She didn’t have a moment of quiet. The situation was unbearable. He got mad at her and screamed at her and hit her hard, and it hurt so much. She was incapable of suffering any more; and then she screamed: “That’s enough, I can’t take it any more.” The children screamed and cried. He himself was in shock; he was used to her keeping quiet. He left her alone, and one day he told her: “I’ll kill you”. This time she believed him, and she knew he was capable of doing just that.
He went outside, and she decided that she wanted to live. That she would not stay with him. She decided to escape. She knew it would be hard for her. She was a broken vessel, not independent, weak. But she believed that she’d manage, so she called and said she needed help.
Very quietly, she gathered up the kids, took a few items of clothing with her and a few other items, and escaped to a safe place.
She chose life.
Domestic violence has become a plague, mainly in a time of crisis, pressure and distress, no money, no work, uncertainty and fear, anxiety. People with mental resilience manage to cope with the situation, but in people with emotional stress and loss of control, stormy emotions cause pressure that bubbles up and bursts open.
Relationships that have been stable, know how to overcome the crisis.

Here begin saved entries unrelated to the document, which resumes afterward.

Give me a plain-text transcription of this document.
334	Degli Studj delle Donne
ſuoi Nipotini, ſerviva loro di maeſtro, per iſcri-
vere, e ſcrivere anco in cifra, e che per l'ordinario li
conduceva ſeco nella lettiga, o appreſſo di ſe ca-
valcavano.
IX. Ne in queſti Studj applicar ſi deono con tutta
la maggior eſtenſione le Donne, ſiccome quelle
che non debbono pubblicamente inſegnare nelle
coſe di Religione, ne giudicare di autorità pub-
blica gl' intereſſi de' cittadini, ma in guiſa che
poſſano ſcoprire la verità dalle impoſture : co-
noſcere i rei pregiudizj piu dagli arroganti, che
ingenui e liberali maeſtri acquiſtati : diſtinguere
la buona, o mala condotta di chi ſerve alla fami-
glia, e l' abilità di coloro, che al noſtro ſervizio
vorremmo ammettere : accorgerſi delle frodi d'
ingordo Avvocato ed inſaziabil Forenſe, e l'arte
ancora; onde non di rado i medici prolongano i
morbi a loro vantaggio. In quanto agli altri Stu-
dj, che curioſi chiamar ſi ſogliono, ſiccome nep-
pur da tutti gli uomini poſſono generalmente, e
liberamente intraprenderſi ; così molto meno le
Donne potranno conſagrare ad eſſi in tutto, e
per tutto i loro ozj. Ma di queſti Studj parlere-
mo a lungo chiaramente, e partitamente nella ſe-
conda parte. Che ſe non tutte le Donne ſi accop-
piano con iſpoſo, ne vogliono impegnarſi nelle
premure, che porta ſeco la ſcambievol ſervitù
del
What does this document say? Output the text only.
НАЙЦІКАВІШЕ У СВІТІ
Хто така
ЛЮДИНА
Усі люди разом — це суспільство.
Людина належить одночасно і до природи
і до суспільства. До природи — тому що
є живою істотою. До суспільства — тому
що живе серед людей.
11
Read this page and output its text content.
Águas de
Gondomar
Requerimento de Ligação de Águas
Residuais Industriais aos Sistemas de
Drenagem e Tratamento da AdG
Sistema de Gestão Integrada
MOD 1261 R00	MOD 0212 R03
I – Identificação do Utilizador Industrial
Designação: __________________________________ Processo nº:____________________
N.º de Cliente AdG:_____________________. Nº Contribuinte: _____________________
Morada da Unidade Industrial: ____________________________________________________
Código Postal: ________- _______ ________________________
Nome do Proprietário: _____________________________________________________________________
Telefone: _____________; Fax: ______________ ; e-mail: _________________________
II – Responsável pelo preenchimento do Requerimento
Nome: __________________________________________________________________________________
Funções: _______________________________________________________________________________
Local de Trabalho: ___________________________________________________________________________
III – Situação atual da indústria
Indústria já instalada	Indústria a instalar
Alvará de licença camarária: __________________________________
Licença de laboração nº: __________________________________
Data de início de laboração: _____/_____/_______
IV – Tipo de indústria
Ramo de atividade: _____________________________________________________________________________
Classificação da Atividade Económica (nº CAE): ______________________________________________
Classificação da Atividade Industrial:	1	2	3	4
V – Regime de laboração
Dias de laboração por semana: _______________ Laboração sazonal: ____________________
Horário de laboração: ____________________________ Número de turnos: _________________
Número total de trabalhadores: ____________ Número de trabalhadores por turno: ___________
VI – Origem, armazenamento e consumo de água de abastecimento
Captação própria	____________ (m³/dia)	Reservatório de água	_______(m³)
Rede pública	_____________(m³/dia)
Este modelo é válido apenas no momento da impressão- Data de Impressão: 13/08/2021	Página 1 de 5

But complex relationships and a stressful situation cause a greater rift.
Unfortunately, there are families who have not managed to cope with the pressure. and the despair and frustration have led to outbursts of anger, and there has been a rise in the number of cases of violence.
This is the time to be aware of the more distant environment, not to keep quiet about violence, and to listen to accommodate and to lend a helping hand.